Accountancy rule change benefits small firms

/ Posted By - Bradleys Accountants / Categories - Advice for Small Businesses

More than 50,000 UK companies, including small businesses, are likely to benefit from new accounting rules.

The Financial Reporting Council (FRC) has published FRS 102, which will see accounting rules cut by as much as 90 per cent.

FRS 102 will come into effect on January 1st, 2015, with many hoping that the reduction in red tape will remove the administrative burden on firms and boost growth.

The rules will replace the current UK Generally Accepted Accounting Principles (GAAP) and are expected to affect tens of thousands of firms.

Iain Selfridge, partner, PwC, welcomed the news and said that the FRC had made the implementation after listening to the positive feedback on draft proposals.

“In particular, we welcome the fact that FRS 102 incorporates many aspects of previous UK GAAP that will minimise the effort involved for many companies moving to the new framework,” he said

Now that there is a clear outline as to what accounting choices are available to UK firms, businesses will be better placed to make the right decision in terms of tax and financial requirements.

However, Mr Selfridge warned that two years is not a long time so businesses should do what they can now to ensure they are prepared to implement their plans in good time.

“Early conversion may also provide the opportunity to simplify group structures and associated costs, or be the trigger for implementing an improved reporting process,” he said.

Accounts are something many small businesses find challenging, with many taking a DIY approach despite their lack of knowledge.

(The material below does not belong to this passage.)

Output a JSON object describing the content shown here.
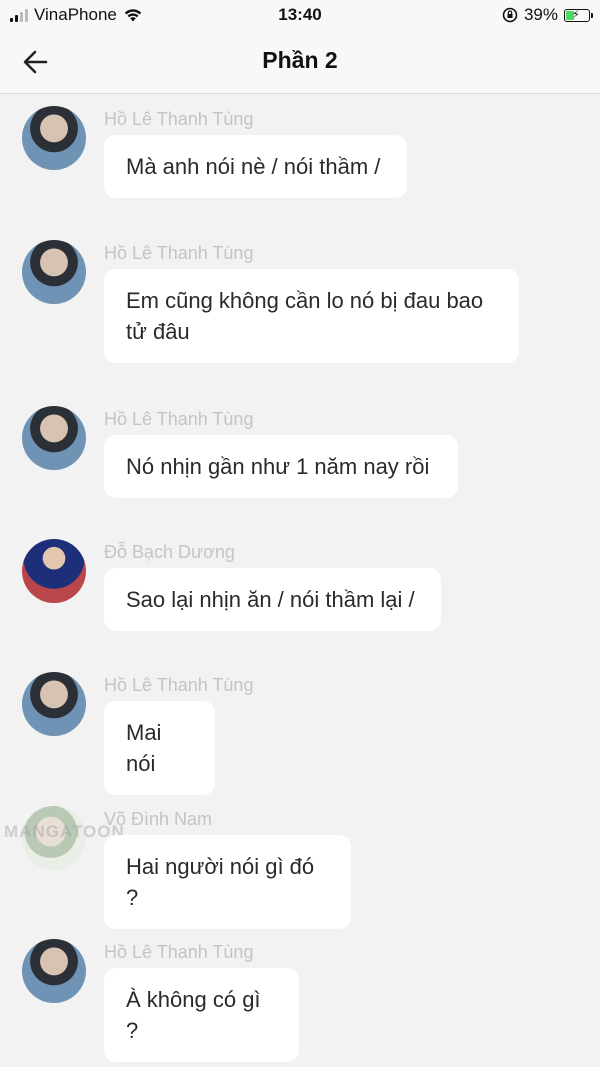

However, despite the need to keep costs low, small firms could benefit from hiring an accountant rather than relying on themselves, especially now the burden of such heavy regulations has been lifted.

A skilled accountant doesn’t just keep tax and financial records in order; many have the ability to review business data as it comes in and work with entrepreneurs to develop a plan for future growth.

Accountants may also be able to identify savings that small business owners have missed out themselves.